Other portraits of black noblemen, displayed in the museum, are made by lesser painters, in later time. ‘Although’, curators point out, ‘these artists were of course influenced by Rembrandt.’
One of these curators, Stephanie Archangel, always thought that black people were missing in Dutch Golden Age painting: ’And if they ever did figure in Dutch portraits, they usually took on obedient roles, being either slave or servant.’ Wondering around in a museum was difficult for Stephanie because painted black models didn’t resemble her: ‘For a black person it’s painful to see blacks only portrayed negatively. Especially since more roles are out there.’
Taking on the concept of racial role-giving on the canvas, the exhibition kicks off with sixteenth and seventeenth century examples of how Dutch artists depicted Africans. The black man is usually portrayed as a noble savage at best, walking around naked, retaining limited intelligence and hungry for human flesh.
‘Even though cannibalism isn’t even mentioned in travel lodges’, says curator Epco Runia: ’Idealising racial prejudices and projecting stereotypes in painting were commonplace. Except, of course, for Rembrandt and his contemporaries. Between 1620-660 these Dutch masters tried closely to depict reality. Therefore they portrayed landscapes and people true to life.’
Always searching for new challenges, Rembrandt made at least 26 designs (of a total of 800 works) featuring black models. These men and women were depicted by Rembrandt in the same way he portrayed any other citizen of Amsterdam. Full of emotions, doubts, sorrows and longing for companionship.

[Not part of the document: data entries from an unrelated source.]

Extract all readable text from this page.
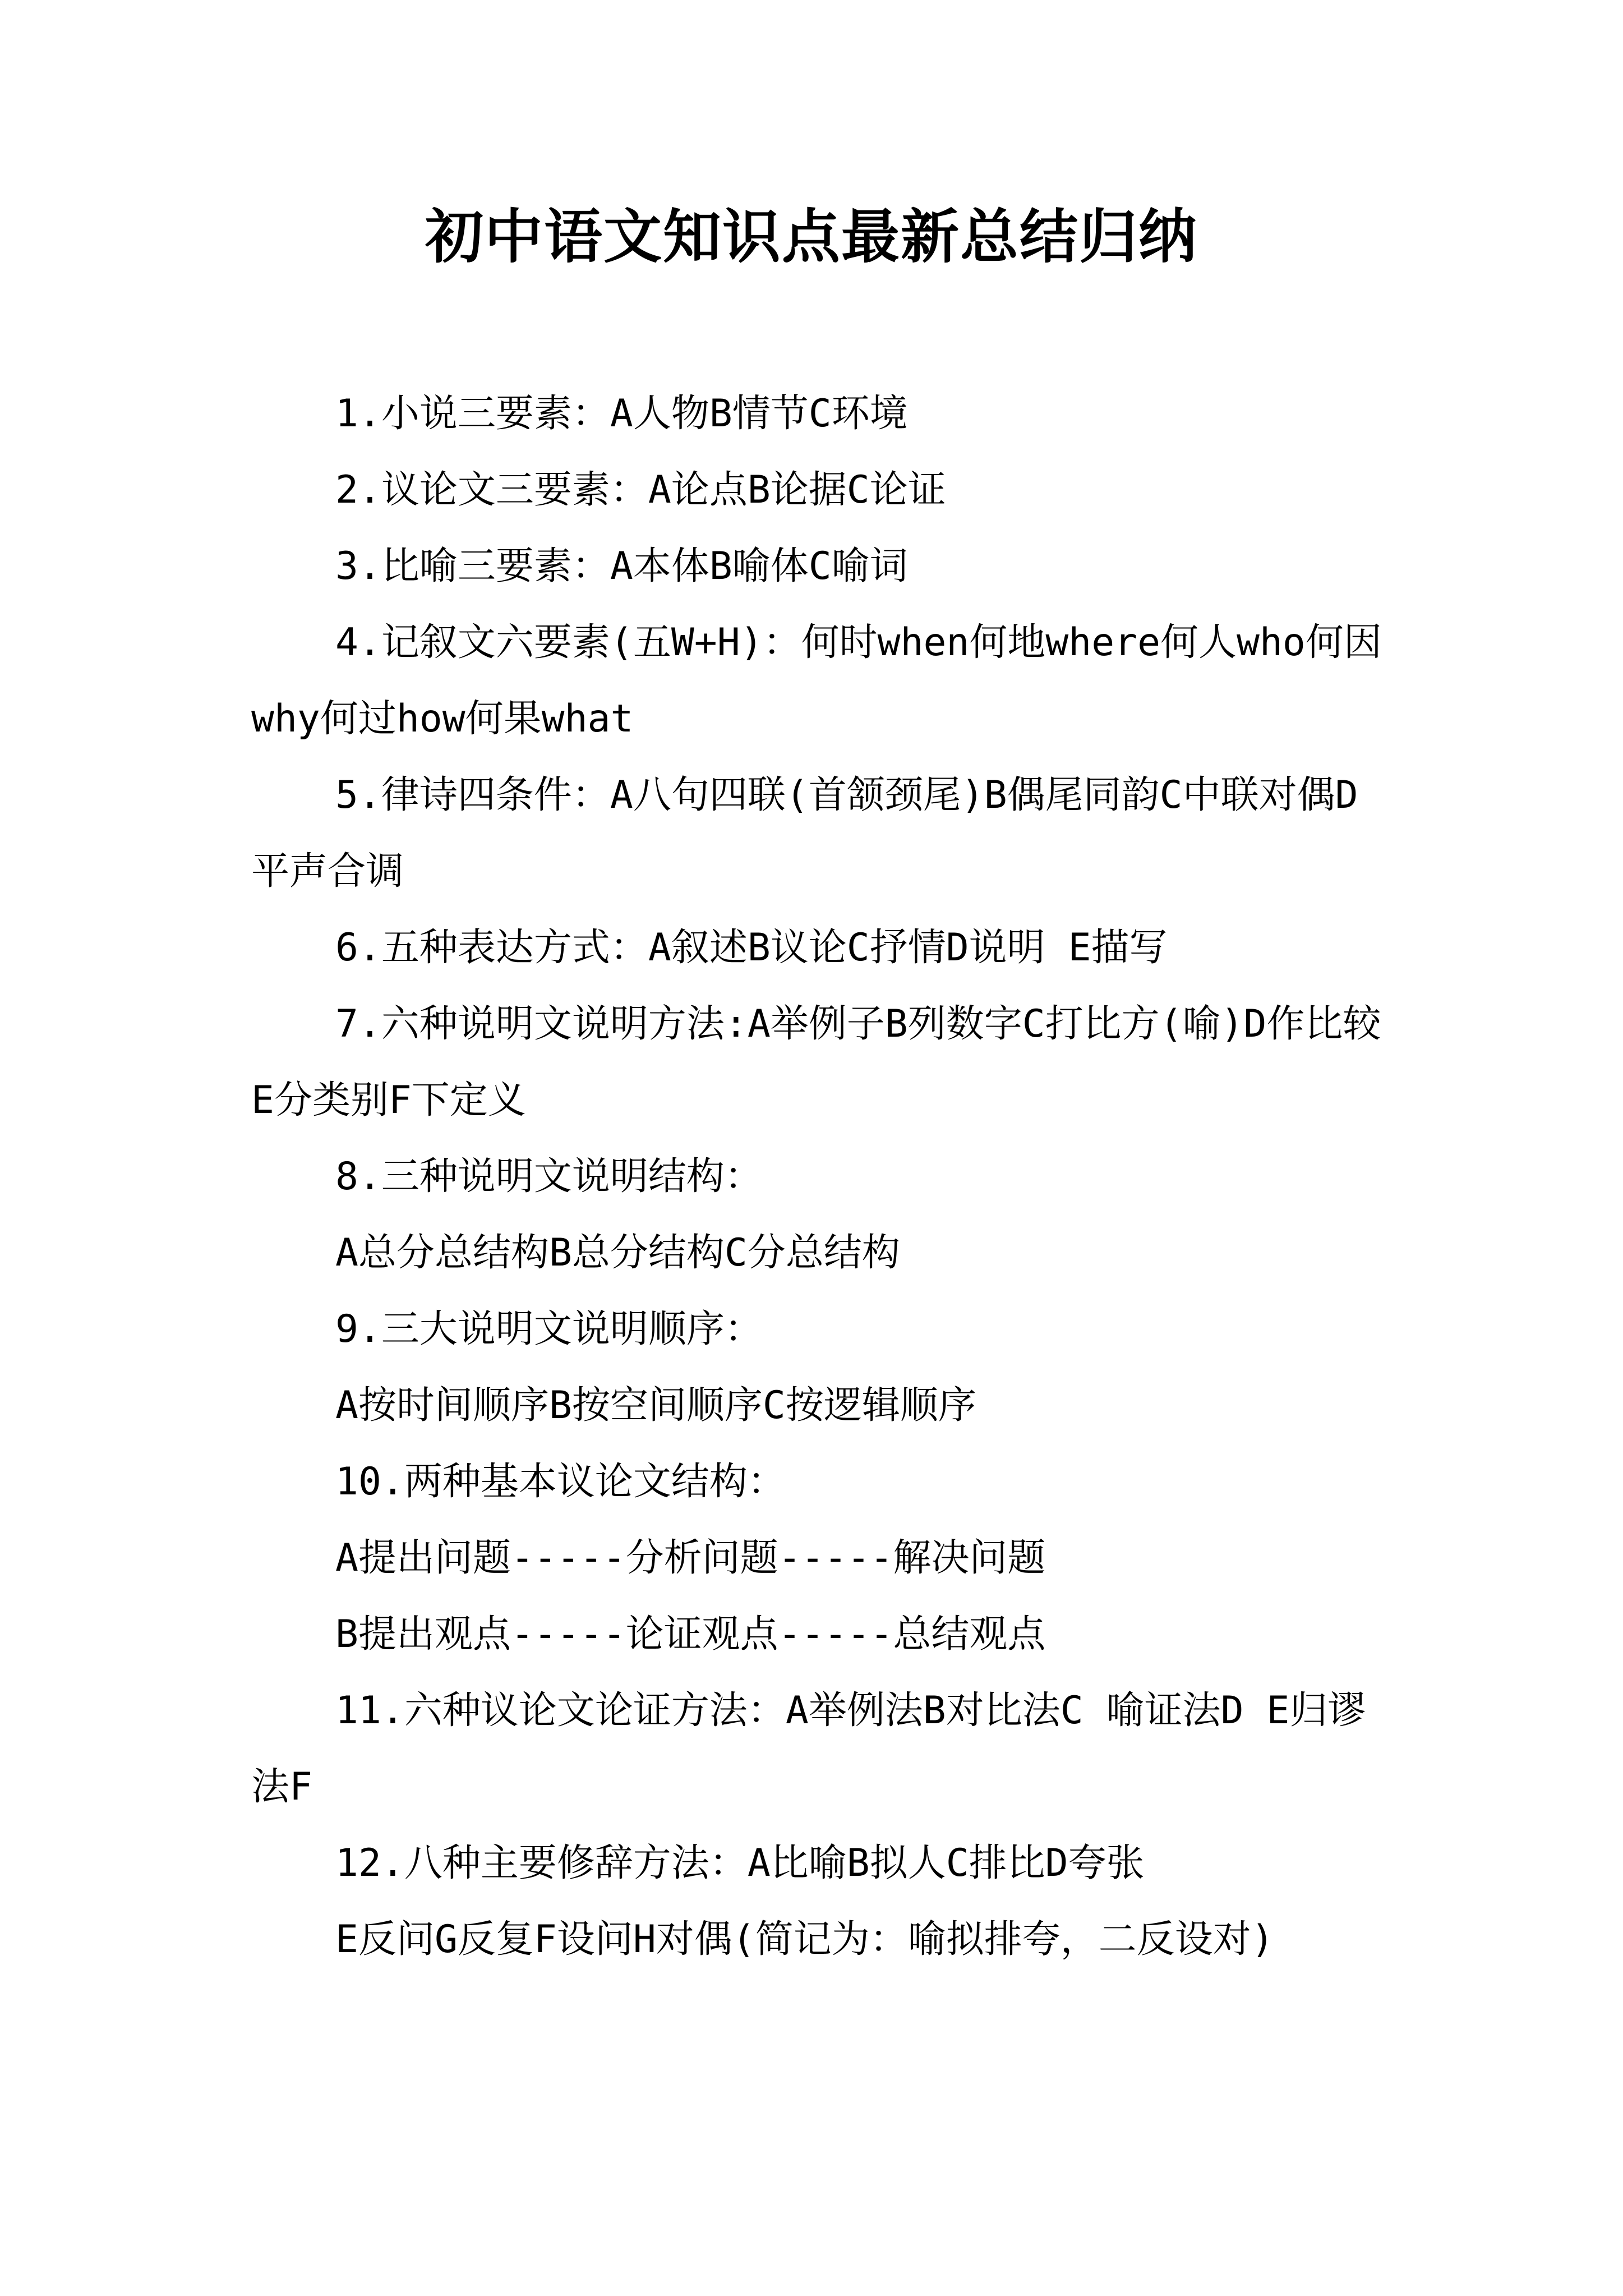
初中语文知识点最新总结归纳

1.小说三要素：A人物B情节C环境

2.议论文三要素：A论点B论据C论证

3.比喻三要素：A本体B喻体C喻词

4.记叙文六要素(五W+H)：何时when何地where何人who何因why何过how何果what

5.律诗四条件：A八句四联(首颔颈尾)B偶尾同韵C中联对偶D平声合调

6.五种表达方式：A叙述B议论C抒情D说明 E描写

7.六种说明文说明方法:A举例子B列数字C打比方(喻)D作比较E分类别F下定义

8.三种说明文说明结构：

A总分总结构B总分结构C分总结构

9.三大说明文说明顺序：

A按时间顺序B按空间顺序C按逻辑顺序

10.两种基本议论文结构：

A提出问题-----分析问题-----解决问题

B提出观点-----论证观点-----总结观点

11.六种议论文论证方法：A举例法B对比法C 喻证法D E归谬法F

12.八种主要修辞方法：A比喻B拟人C排比D夸张

E反问G反复F设问H对偶(简记为：喻拟排夸，二反设对)
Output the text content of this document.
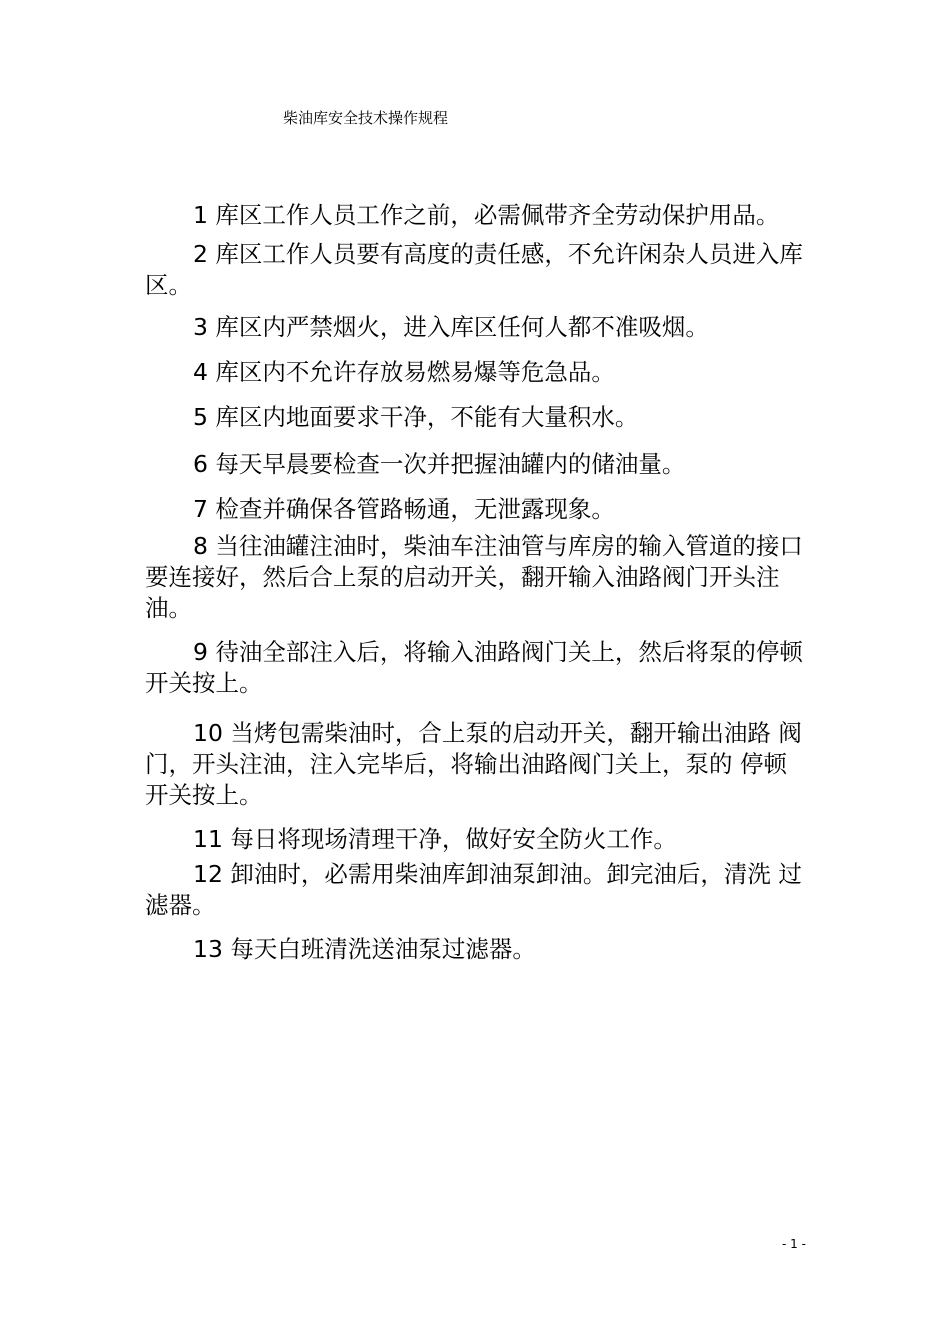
柴油库安全技术操作规程

1 库区工作人员工作之前，必需佩带齐全劳动保护用品。

2 库区工作人员要有高度的责任感，不允许闲杂人员进入库区。

3 库区内严禁烟火，进入库区任何人都不准吸烟。

4 库区内不允许存放易燃易爆等危急品。

5 库区内地面要求干净，不能有大量积水。

6 每天早晨要检查一次并把握油罐内的储油量。

7 检查并确保各管路畅通，无泄露现象。

8 当往油罐注油时，柴油车注油管与库房的输入管道的接口要连接好，然后合上泵的启动开关，翻开输入油路阀门开头注油。

9 待油全部注入后，将输入油路阀门关上，然后将泵的停顿开关按上。

10 当烤包需柴油时，合上泵的启动开关，翻开输出油路 阀门，开头注油，注入完毕后，将输出油路阀门关上，泵的 停顿开关按上。

11 每日将现场清理干净，做好安全防火工作。

12 卸油时，必需用柴油库卸油泵卸油。卸完油后，清洗 过滤器。

13 每天白班清洗送油泵过滤器。

- 1 -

Being black in Golden Age Amsterdam
Rembrandt painted them in a time before slavery took a flight on an industrial scale. ‘Therefore’, clarifies Epco: ’Dutch citizenry didn’t already associate black people with slavery, as they would do later.’ In the seventeenth century, Amsterdam’s population rose to a mere 200.000 inhabitants. Of them, up to a hundred were black, including Rembrandt’s neighbours. These men, sometimes accompanied by women and children, usually tagged along as seamen on Dutch marine enterprises and wound up in Amsterdam. This city offered them jobs in the household. In some cases, black soldiers of the Dutch West Indian Company climbed up to senior ranks and could afford decent living in the capital. Whether these officers still remained in the black community, or integrated into more well-to-do urban society, is not sure. Overall, marriage registers show that black residents of Amsterdam (together with Asians) generally stood together.
Turning our attention to the iconic piece of Two African men (1661), Epco points out that Rembrandt didn’t try to make a statement against racism, nor that he tried to support the city’s black community in any way: ’It was just in his nature to portray people he found interesting. Therefore I find that this painting should be called ‘Two Amsterdam men.’